Por outro lado, atualmente fala-se muito em garantir cidadania aos povos da floresta, e principalmente aos amazônicos. Considerando que o direito ao voto é um atributo fundamental da cidadania, seria uma incoerência não permitir aos povos indígenas, e das populações tradicionais, moradores dessas regiões, que falam variações do inglês, do espanhol, do francês, ou de suas próprias línguas nativas, o direito de participar do processo eleitoral, ou ver este direito limitado, simplesmente por não lhes ser garantido o acesso às informações contidas nos materiais de propaganda, que sob pena de incursão em crime eleitoral deverão ser todos em língua portuguesa. Na verdade, adotando tal postura, estaremos simplesmente contribuindo para a segregação destes povos e para a perda do controle estratégico da região. A desconsideração do direito à cidadania dos povos da Amazônia, e de outras regiões do país, apenas favorece a ação daqueles que pretendem incorporar estes imensos espaços territoriais a outros países, e conseqüentemente, ao contrário de fortalecer a nossa soberania, apenas contribui para o seu enfraquecimento. No mesmo sentido, não devemos nos esquecer da prática notória de certos setores da nossa elite política, que sempre se beneficiaram da falta de conhecimento dos eleitores. A manutenção de dificuldades para os eleitores acessarem as informações durante as eleições acaba beneficiando estes setores mais conservadores, e prejudicando a salvaguarda de interesses reconhecidos constitucionalmente como nacionais, cujo exemplo maior é o fortalecimento da democracia.

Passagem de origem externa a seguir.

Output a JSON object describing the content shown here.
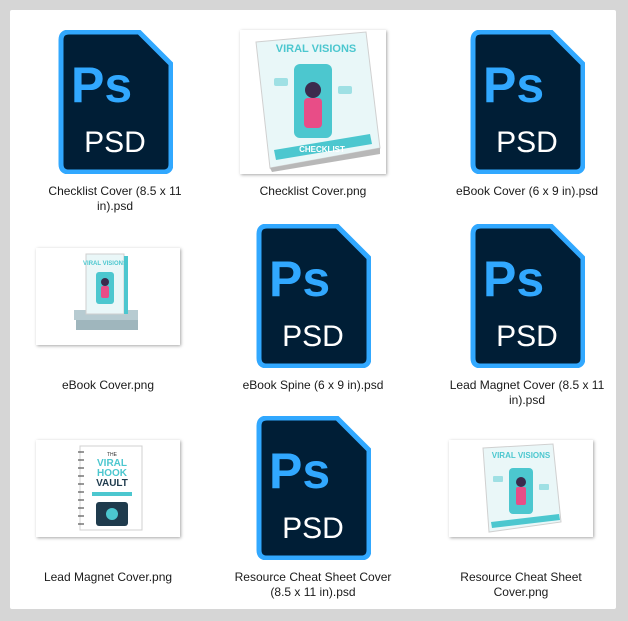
{
  "icon": {
    "badge": "Ps",
    "ext": "PSD"
  },
  "mock_text": {
    "checklist_title": "VIRAL VISIONS",
    "checklist_footer": "CHECKLIST",
    "ebook_title": "VIRAL VISIONS",
    "lead_line1": "THE",
    "lead_line2": "VIRAL",
    "lead_line3": "HOOK",
    "lead_line4": "VAULT",
    "cheat_title": "VIRAL VISIONS"
  },
  "files": [
    {
      "label": "Checklist Cover (8.5 x 11 in).psd"
    },
    {
      "label": "Checklist Cover.png"
    },
    {
      "label": "eBook Cover (6 x 9 in).psd"
    },
    {
      "label": "eBook Cover.png"
    },
    {
      "label": "eBook Spine (6 x 9 in).psd"
    },
    {
      "label": "Lead Magnet Cover (8.5 x 11 in).psd"
    },
    {
      "label": "Lead Magnet Cover.png"
    },
    {
      "label": "Resource Cheat Sheet Cover (8.5 x 11 in).psd"
    },
    {
      "label": "Resource Cheat Sheet Cover.png"
    }
  ],
  "colors": {
    "psd_bg": "#001e36",
    "psd_accent": "#31a8ff",
    "teal": "#4cc7cf"
  }
}
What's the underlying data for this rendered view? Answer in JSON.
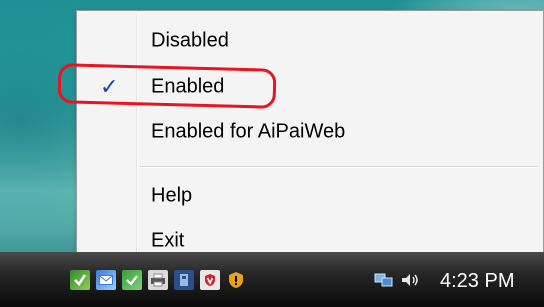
{
  "menu": {
    "items": [
      {
        "label": "Disabled",
        "checked": false
      },
      {
        "label": "Enabled",
        "checked": true
      },
      {
        "label": "Enabled for AiPaiWeb",
        "checked": false
      },
      {
        "label": "Help",
        "checked": false
      },
      {
        "label": "Exit",
        "checked": false
      }
    ],
    "check_glyph": "✓"
  },
  "taskbar": {
    "clock": "4:23 PM",
    "tray_icons": [
      "app-shield-icon",
      "mail-icon",
      "security-icon",
      "printer-icon",
      "device-icon",
      "antivirus-icon",
      "warning-shield-icon",
      "network-icon",
      "volume-icon"
    ]
  },
  "colors": {
    "annotation": "#e8141e",
    "check": "#1a3fb8"
  }
}
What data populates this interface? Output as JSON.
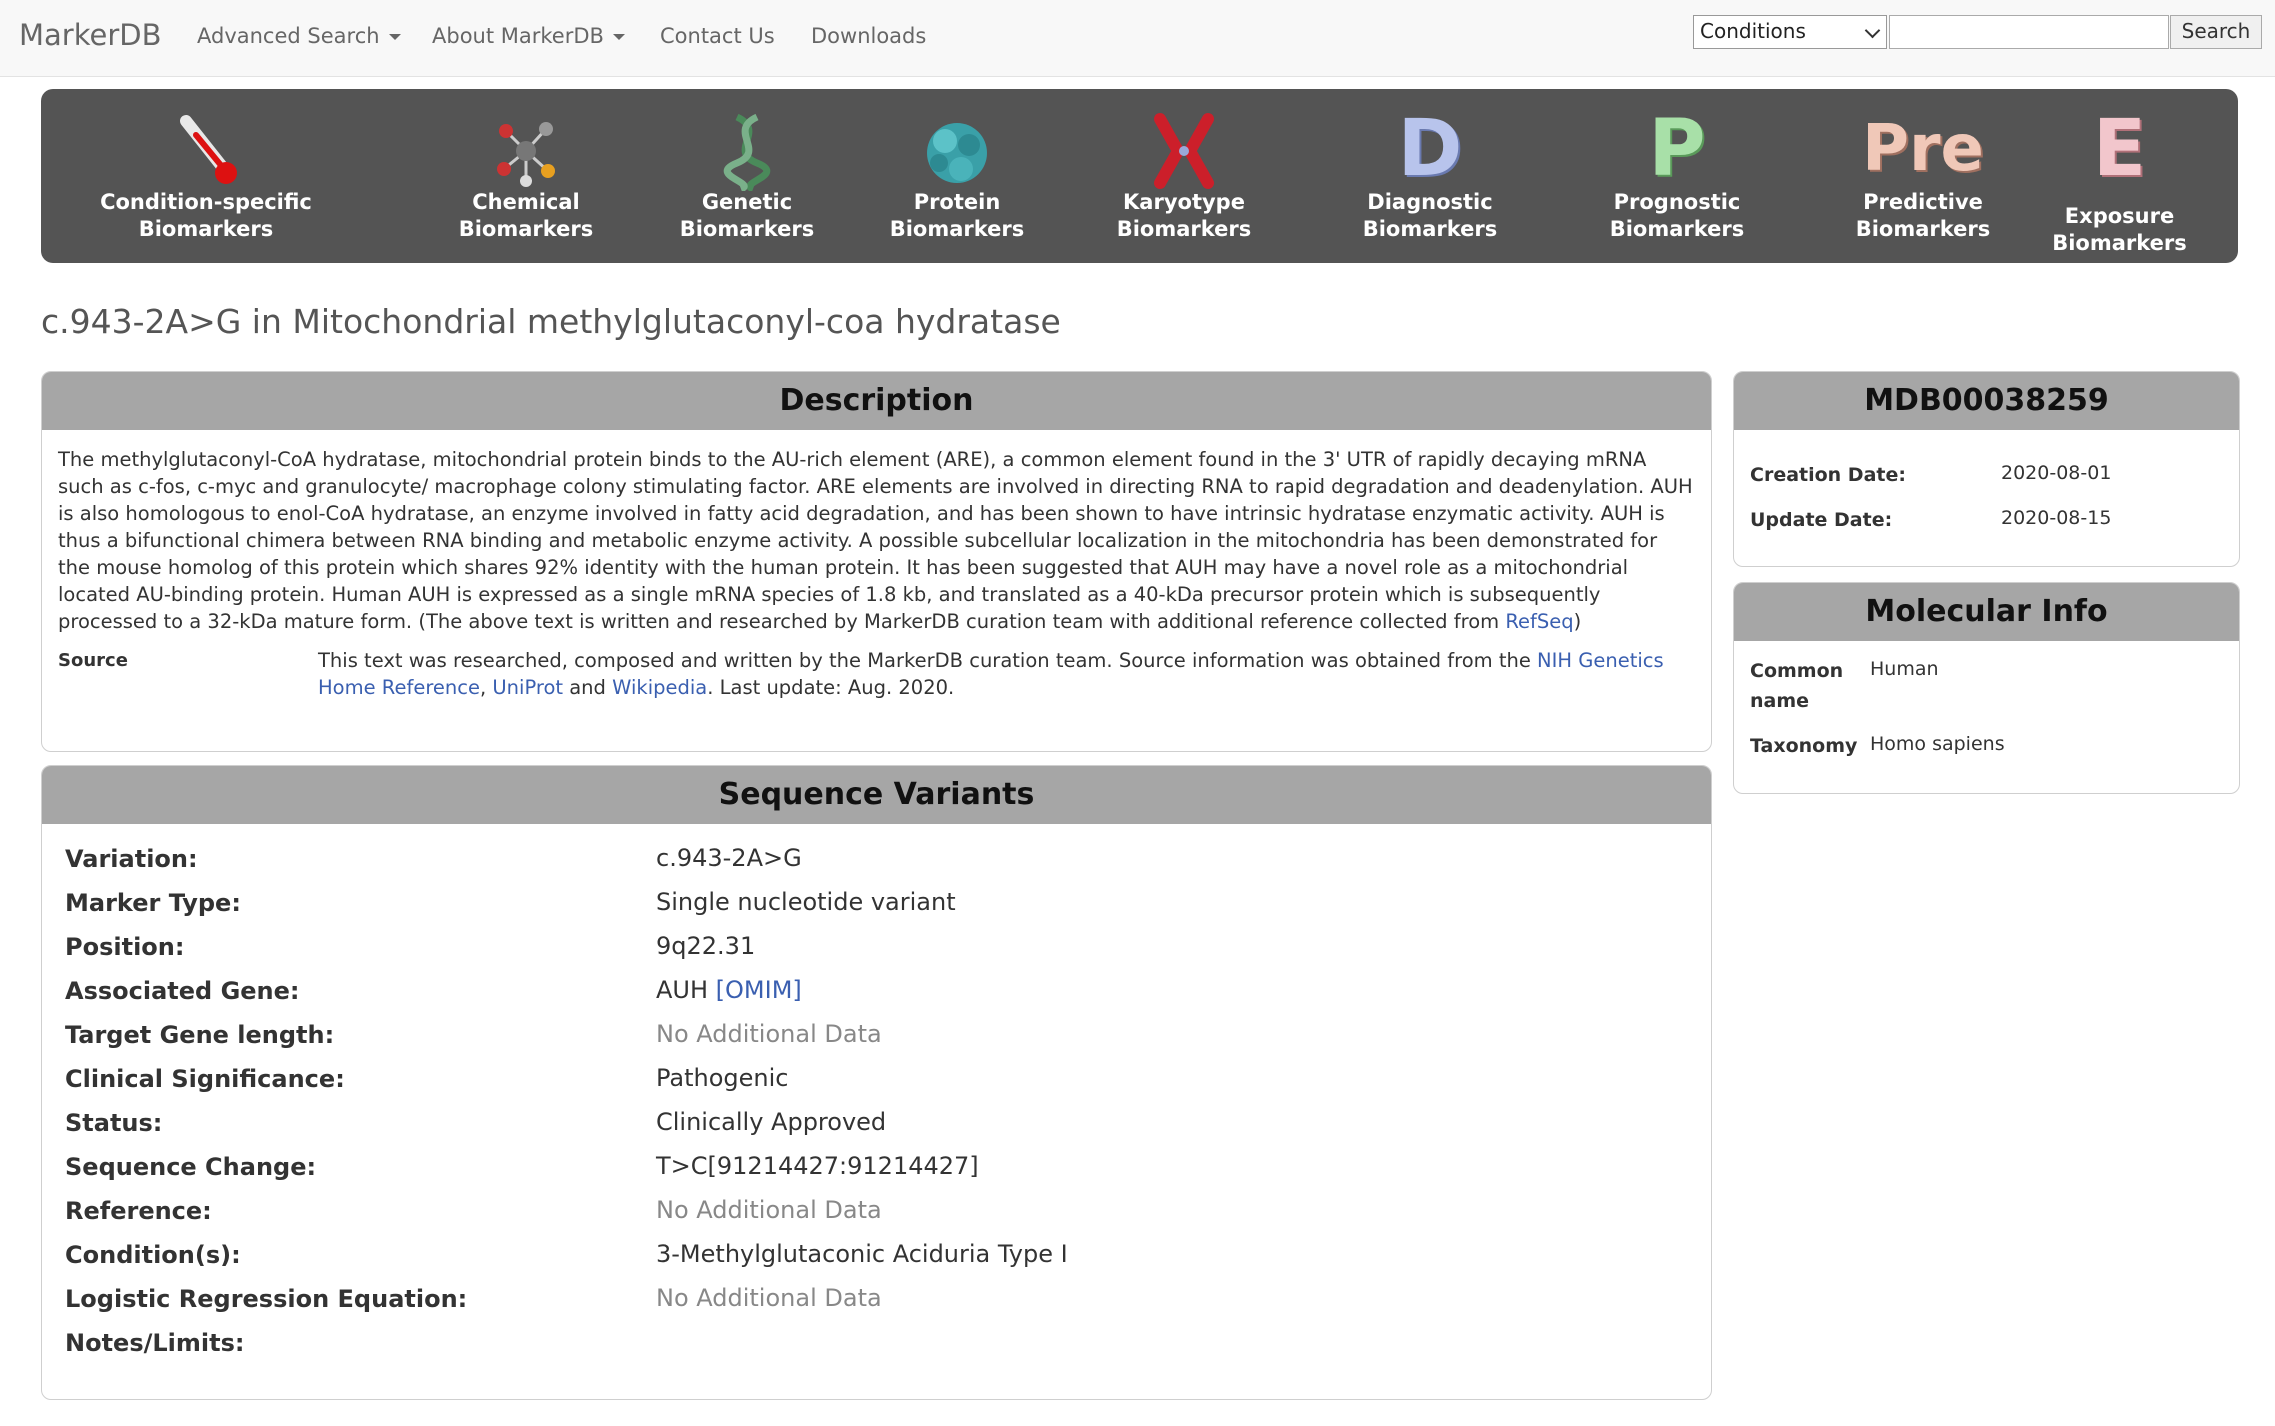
{
  "nav": {
    "brand": "MarkerDB",
    "items": [
      {
        "label": "Advanced Search",
        "dropdown": true
      },
      {
        "label": "About MarkerDB",
        "dropdown": true
      },
      {
        "label": "Contact Us",
        "dropdown": false
      },
      {
        "label": "Downloads",
        "dropdown": false
      }
    ],
    "search": {
      "selected": "Conditions",
      "placeholder": "",
      "button": "Search"
    }
  },
  "categories": [
    {
      "label": "Condition-specific\nBiomarkers",
      "icon": "thermometer-icon"
    },
    {
      "label": "Chemical\nBiomarkers",
      "icon": "molecule-icon"
    },
    {
      "label": "Genetic\nBiomarkers",
      "icon": "dna-icon"
    },
    {
      "label": "Protein\nBiomarkers",
      "icon": "protein-icon"
    },
    {
      "label": "Karyotype\nBiomarkers",
      "icon": "chromosome-icon"
    },
    {
      "label": "Diagnostic\nBiomarkers",
      "icon": "letter-d-icon",
      "letter": "D"
    },
    {
      "label": "Prognostic\nBiomarkers",
      "icon": "letter-p-icon",
      "letter": "P"
    },
    {
      "label": "Predictive\nBiomarkers",
      "icon": "letter-pre-icon",
      "letter": "Pre"
    },
    {
      "label": "Exposure Biomarkers",
      "icon": "letter-e-icon",
      "letter": "E"
    }
  ],
  "title": "c.943-2A>G in Mitochondrial methylglutaconyl-coa hydratase",
  "description": {
    "heading": "Description",
    "text": "The methylglutaconyl-CoA hydratase, mitochondrial protein binds to the AU-rich element (ARE), a common element found in the 3' UTR of rapidly decaying mRNA such as c-fos, c-myc and granulocyte/ macrophage colony stimulating factor. ARE elements are involved in directing RNA to rapid degradation and deadenylation. AUH is also homologous to enol-CoA hydratase, an enzyme involved in fatty acid degradation, and has been shown to have intrinsic hydratase enzymatic activity. AUH is thus a bifunctional chimera between RNA binding and metabolic enzyme activity. A possible subcellular localization in the mitochondria has been demonstrated for the mouse homolog of this protein which shares 92% identity with the human protein. It has been suggested that AUH may have a novel role as a mitochondrial located AU-binding protein. Human AUH is expressed as a single mRNA species of 1.8 kb, and translated as a 40-kDa precursor protein which is subsequently processed to a 32-kDa mature form. (The above text is written and researched by MarkerDB curation team with additional reference collected from ",
    "refseq_link": "RefSeq",
    "text_end": ")",
    "source_label": "Source",
    "source_text_1": "This text was researched, composed and written by the MarkerDB curation team. Source information was obtained from the ",
    "source_link_1": "NIH Genetics Home Reference",
    "source_sep_1": ", ",
    "source_link_2": "UniProt",
    "source_sep_2": " and ",
    "source_link_3": "Wikipedia",
    "source_text_2": ". Last update: Aug. 2020."
  },
  "record": {
    "id": "MDB00038259",
    "creation_label": "Creation Date:",
    "creation_value": "2020-08-01",
    "update_label": "Update Date:",
    "update_value": "2020-08-15"
  },
  "molecular": {
    "heading": "Molecular Info",
    "common_label_1": "Common",
    "common_label_2": "name",
    "common_value": "Human",
    "taxonomy_label": "Taxonomy",
    "taxonomy_value": "Homo sapiens"
  },
  "variants": {
    "heading": "Sequence Variants",
    "rows": [
      {
        "label": "Variation:",
        "value": "c.943-2A>G"
      },
      {
        "label": "Marker Type:",
        "value": "Single nucleotide variant"
      },
      {
        "label": "Position:",
        "value": "9q22.31"
      },
      {
        "label": "Associated Gene:",
        "value": "AUH",
        "link": "[OMIM]"
      },
      {
        "label": "Target Gene length:",
        "value": "No Additional Data",
        "muted": true
      },
      {
        "label": "Clinical Significance:",
        "value": "Pathogenic"
      },
      {
        "label": "Status:",
        "value": "Clinically Approved"
      },
      {
        "label": "Sequence Change:",
        "value": "T>C[91214427:91214427]"
      },
      {
        "label": "Reference:",
        "value": "No Additional Data",
        "muted": true
      },
      {
        "label": "Condition(s):",
        "value": "3-Methylglutaconic Aciduria Type I",
        "is_link": true
      },
      {
        "label": "Logistic Regression Equation:",
        "value": "No Additional Data",
        "muted": true
      },
      {
        "label": "Notes/Limits:",
        "value": ""
      }
    ]
  }
}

O uso de língua diversa do português no processo eleitoral, como uma garantia de acesso à informação não pode ser considerada, dentro do nosso ordenamento constitucional, como um crime que ofende a segurança nacional. O reconhecimento eleitoral do caráter multilingüista do Brasil, é condição indispensável para a efetivação da cidadania aos não falantes da língua originária da nossa colonização lusitana. Logo, indubitavelmente, sob pena de ofendermos art. 1º, incisos II, III e V, art. 3º, incisos IV, art. 4º, incisos II e III, art. 5º caput e inciso I, e ainda o art. 231, todos da Constituição Federal de 1988, deveremos considerar a aplicação do artigo 335 da Lei 4737/1965, Código Eleitoral Brasileiro, como inconstitucional.
Tais considerações deverão ser ainda questionadas por aqueles que, inspirados pelo discurso do verde-amarelismo de Vargas e dos ditadores militares, defenderão o uso da língua portuguesa como uma forma de combater a nossa colonização pela cultura estrangeira. Ora, se quisermos fugir da influência de línguas colonizadoras em nosso país, poderemos optar pela proposta do personagem Policarpo Quaresma do brilhante Lima Barreto, transformando o Tupi em língua oficial do Brasil. O certo é que se mantivermos na nossa cultura jurídica a doutrina de segurança nacional, considerando o uso de língua tida como estrangeira em processos eleitorais como crime, chegaremos ao absurdo de criminalizar o uso do latim. Outro caminho, mais adequado, será assumir o caráter democrático da nossa Constituição, aceitando o fato de que vivemos num país multicultural e multilingüísta, e que muito deve às diferente culturas que contribuíram para a sua formação, acabando com este entrave ditatorial presente no art. 335 do Código Eleitoral. O pluralismo político, a tolerância e o acesso à cidadania, sempre foram atributos essenciais da Democracia.